Wednesday, September 28, 2005

When Catholic Standards "Get In the Way"

I thought I might post something I intended for a certain individual some time ago that strikes me as particularly apt for the aims of this blog. Thomas A Kempis and St. Ignatius have much to say to our generation:

St. Ignatius and Thomas A Kempis: When Catholic Standards "Get in the Way"

Along with all the many other things Christians should perpetually strive toward, it struck me that St. Ignatius of Loyola and Thomas A Kempis have something critically important of which to remind all faithful Catholics at this time and place. In difficult times, confusing times, it may become easier to let certain rules and principles fall to the wayside because we may consider them obstacles to our "greater cause", the fight we have chosen or recognized at a particular time….either within the Church, or outside of Her.
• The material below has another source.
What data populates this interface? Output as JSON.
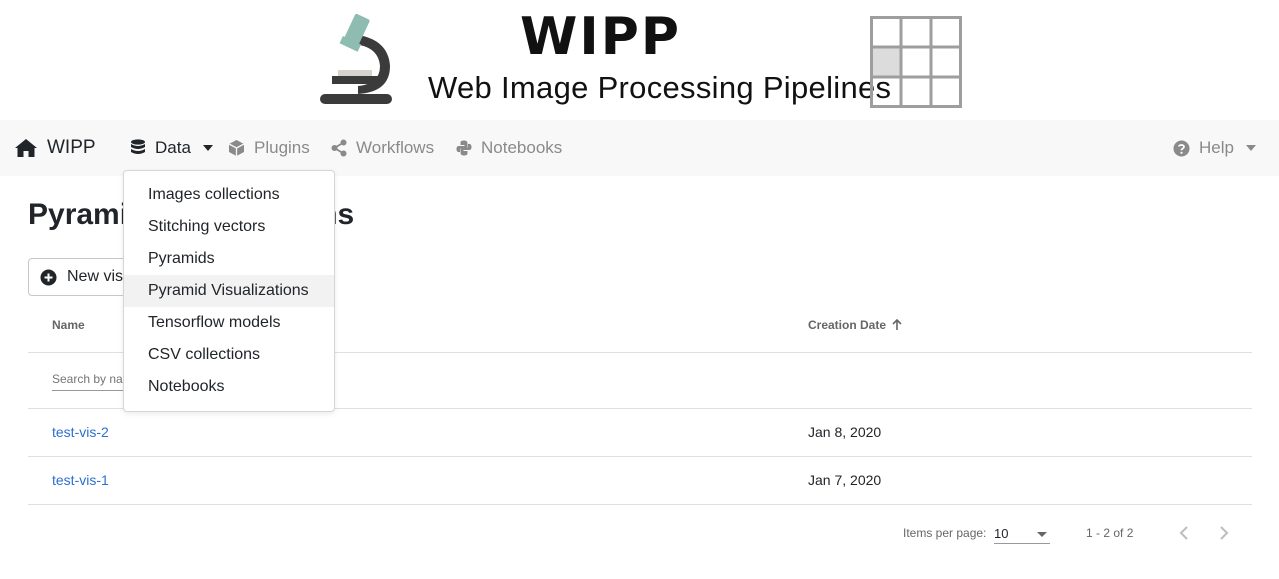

Could it be, however, it is precisely at such times we need to rededicate ourselves to these "inconvenient" rules and principles? Such rules and principles serve many crucial purposes, not least of which is our own spiritual protection. Perhaps in such contentious times, part of our test is not to effectively adopt the error that the ends justify the means because of a skewed sense of our own self importance in this cosmic struggle?
May we all obtain and hold fast to a radical balance in Christ Jesus, refusing to live life as a feather in the wind…moving interiorly and exteriorly in reaction to whatever "wind" we perceive to be blowing against us.
Michael Forrest

St. Ignatius of Loyola
"it is necessary to suppose that every good Christian is more ready to put a good interpretation on another's statement than to condemn it as false. If an orthodox construction cannot be put on a proposition, the one who made it should be asked how he understands it. If he is in error, he should be corrected with all kindness. If this does not suffice, all appropriate means should be used to bring him to a correct interpretation, and so defend the proposition from error."
(Rule #22, The Spiritual Exercises)

Thomas A Kempis:
"We would willingly have others perfect, and yet we do not amend our own faults. We would have others strictly corrected; but are not willing to be corrected ourselves. The large liberty that others take displeases us; and yet, we do not want to be denied anything…..
First keep yourself in peace and then you will be able to bring others to peace. The peaceable man does more good than one who is very learned. The passionate man turns even good to evil, and readily believes evil. The good, peaceable man turns all things to good.
He who is in perfect peace suspects no man. But he who is discontented and disturbed is agitated by various suspicions; he neither has rest himself, nor does he permit others to rest. Many times he says that which he should not say, and leaves undone that which it were best for him to do. He considers what others ought to do, and neglects that which his is bound to do himself. Have, therefore, a zeal in the first place over yourself, and then you may justly exercise zeal toward your neighbor.
You know well how to excuse and gloss over your own deeds, but you will not accept the excuses of others. It were more just for you to accuse yourself, and to excuse your brother. If you wish to be borne with, bear also with others. See how far you still are from true charity and humility, which knows not how to feel anger or indignation against anyone but oneself.
It is easy to converse with the good and the meek, for this is naturally pleasing to all. And everyone prefers to live in peace with those who agree with him and love him the best. But to know how to live peacefully with those who are stubborn and perverse, or undisciplined and opposed to us, is a great grace, worthy of much praise, and a sign of virile strength.
There are some who know how to live in peace and also enjoy peace with others. And there are others who do not have peace themselves, nor suffer others to enjoy peace; they are troublesome to others. And there are still others who keep themselves in peace and procure to restore peace to others. Nevertheless all our peace, in this miserable life, must be placed more in humble suffering than in not feeling adversities.
He who knows how to suffer will enjoy much peace, and he is a conqueror of himself, the lord of the world, the friend of Christ, and an heir of Heaven."